David Komnenos - Capture of Trebizond

Capture of Trebizond

In April 1204, while Constantinople was occupied with the landing of the Fourth Crusade, Komnenos, with the aid of the Georgian Alexios, who was then twenty two, David captured the city of Trebizond. While Alexios settled down in Trebizond to establish the empire earning himself the sneer of being "a proverbial Hylas, called after and not seen", David continued on as the "herald and forerunner" of his brother seizing the cities of Kerasus, Oinaion, Limnia, Samsun, Sinope, Kotyora, Amastris, and Pontic Herakleia. Without a doubt his march was aided by his family's popularity in the region since they had originally come from the city of Kastamonu and also by the news of the fall of Constantinople to the Latins.

David first started to cause trouble for the emperor of Nicaea around 1206 when he sent his young general, surnamed Synadenos, to seize the city of Nicomedia. However because Laskaris led his troops through a rough pass, he caught Synadenos at unawares and captured him, routing his forces. Because of the defeat, in the words of Laskaris's panegyrist Niketas Choniates, he forcibly 'persuaded' David to venture no further than Pontic Herakleia. Later, after the failed Seljuk attempt on Attaleia, Laskaris attacked David in Pontic Herakleia and according to Choniates would have taken the city and forced David to flee from there, had not the Latins laid siege to Nicomedia. Because of this, Laskaris marched off to confront the Latins. They however, unwilling to risk an encounter, had already retreated to Constantinople.

For their temporary aid, David rewarded them with shiploads of corn and hams and also asked the Latin Emperor of Constantinople to include him as his subject in his treaties and correspondence with Laskaris, and to treat his land as Latin territory. David preferred a nominal Latin suzerainty to annexation by the Nicaean emperor. Having thus secured his position, he crossed the Sangarios with a body of about 300 Frankish auxiliaries, ravaged the villages subject to Laskaris, and took hostages from Plousias. David withdrew, but the Franks, incautiously advancing into the hilly country, were suddenly surprised by Andronikos Gidos, a general of Laskaris, in the Rough Passes of Nicomedia, and scarcely a man of them was left.
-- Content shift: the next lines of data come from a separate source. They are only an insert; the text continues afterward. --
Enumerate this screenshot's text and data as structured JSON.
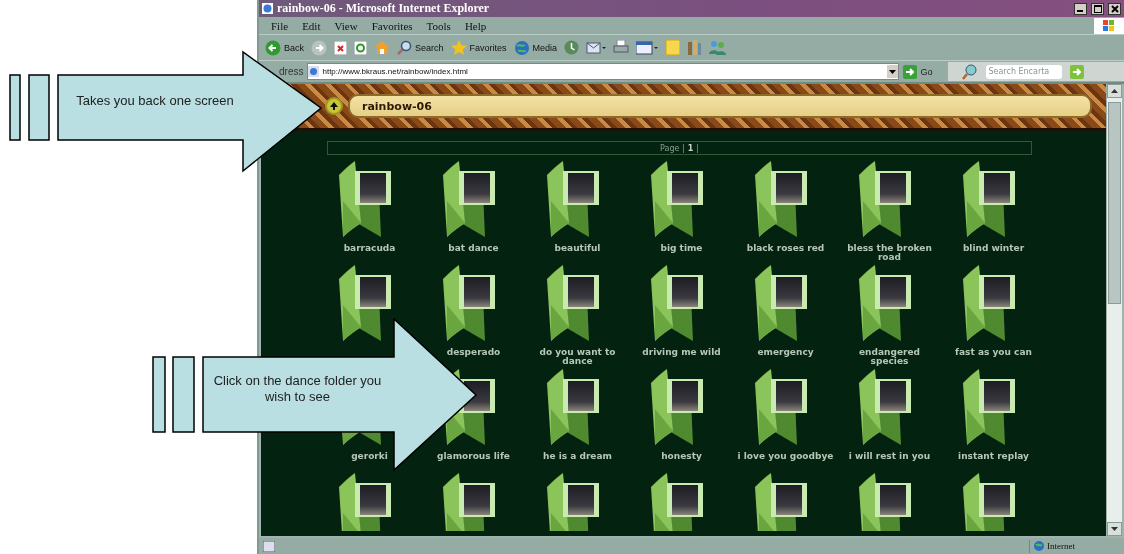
{
  "window": {
    "title": "rainbow-06 - Microsoft Internet Explorer"
  },
  "menus": [
    {
      "label": "File"
    },
    {
      "label": "Edit"
    },
    {
      "label": "View"
    },
    {
      "label": "Favorites"
    },
    {
      "label": "Tools"
    },
    {
      "label": "Help"
    }
  ],
  "toolbar": [
    {
      "kind": "back",
      "label": "Back"
    },
    {
      "kind": "forward"
    },
    {
      "kind": "stop"
    },
    {
      "kind": "refresh"
    },
    {
      "kind": "home"
    },
    {
      "kind": "search",
      "label": "Search"
    },
    {
      "kind": "favorites",
      "label": "Favorites"
    },
    {
      "kind": "media",
      "label": "Media"
    },
    {
      "kind": "history"
    },
    {
      "kind": "mail"
    },
    {
      "kind": "print"
    },
    {
      "kind": "edit"
    },
    {
      "kind": "note"
    },
    {
      "kind": "research"
    },
    {
      "kind": "messenger"
    }
  ],
  "address": {
    "label": "dress",
    "value": "http://www.bkraus.net/rainbow/index.html",
    "go": "Go"
  },
  "encarta": {
    "placeholder": "Search Encarta"
  },
  "page": {
    "title": "rainbow-06",
    "pager": {
      "prefix": "Page |",
      "current": "1",
      "suffix": "|"
    }
  },
  "folders": [
    {
      "kind": "labeled",
      "label": "barracuda"
    },
    {
      "kind": "labeled",
      "label": "bat dance"
    },
    {
      "kind": "labeled",
      "label": "beautiful"
    },
    {
      "kind": "labeled",
      "label": "big time"
    },
    {
      "kind": "labeled",
      "label": "black roses red"
    },
    {
      "kind": "labeled",
      "label": "bless the broken road"
    },
    {
      "kind": "labeled",
      "label": "blind winter"
    },
    {
      "kind": "unlabeled"
    },
    {
      "kind": "labeled",
      "label": "desperado"
    },
    {
      "kind": "labeled",
      "label": "do you want to dance"
    },
    {
      "kind": "labeled",
      "label": "driving me wild"
    },
    {
      "kind": "labeled",
      "label": "emergency"
    },
    {
      "kind": "labeled",
      "label": "endangered species"
    },
    {
      "kind": "labeled",
      "label": "fast as you can"
    },
    {
      "kind": "labeled",
      "label": "gerorki"
    },
    {
      "kind": "labeled",
      "label": "glamorous life"
    },
    {
      "kind": "labeled",
      "label": "he is a dream"
    },
    {
      "kind": "labeled",
      "label": "honesty"
    },
    {
      "kind": "labeled",
      "label": "i love you goodbye"
    },
    {
      "kind": "labeled",
      "label": "i will rest in you"
    },
    {
      "kind": "labeled",
      "label": "instant replay"
    },
    {
      "kind": "cut"
    },
    {
      "kind": "cut"
    },
    {
      "kind": "cut"
    },
    {
      "kind": "cut"
    },
    {
      "kind": "cut"
    },
    {
      "kind": "cut"
    },
    {
      "kind": "cut"
    }
  ],
  "status": {
    "zone": "Internet"
  },
  "callouts": [
    {
      "text": "Takes you back one screen"
    },
    {
      "text": "Click on the dance folder you wish to see"
    }
  ]
}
In 1208, Laskaris was back at it again laying siege to the Herakleia. However, this time David called for aid sending a messenger to the Latin emperor Henry of Flanders begging him to help and warning him that if he did not help him, he would suffer a serious defeat. Leaving his marshal in Adrianople to finish rebuilding the city, Henry then set off against Laskaris. When the latter heard that Henry's army was approaching, he quickly abandoned his operations against David and returned to Nicaea. Henry's army might have seized more land in Buthynia, had not an abominably cold winter swept in preventing his troops from advancing any further.

Finally however, Laskaris did succeed in prevailing over David, and the cities of Herakleia, Amastris, Neokastron, and Kotyora were taken from him. What exactly happened to David in the course of this battle is unknown because had Laskaris captured him, it would probably have been recorded in the histories. It seems likely that David might have fled to the Latin emperor, but whatever the case, he himself never saw his brother the emperor Alexios again. On December 12, 1212, David died a monk on Mount Athos under the monkish name Daniel.

Earlier scholars, beginning with Jakob Philipp Fallmerayer, used to place the death of David during the siege of Sinope in 1214.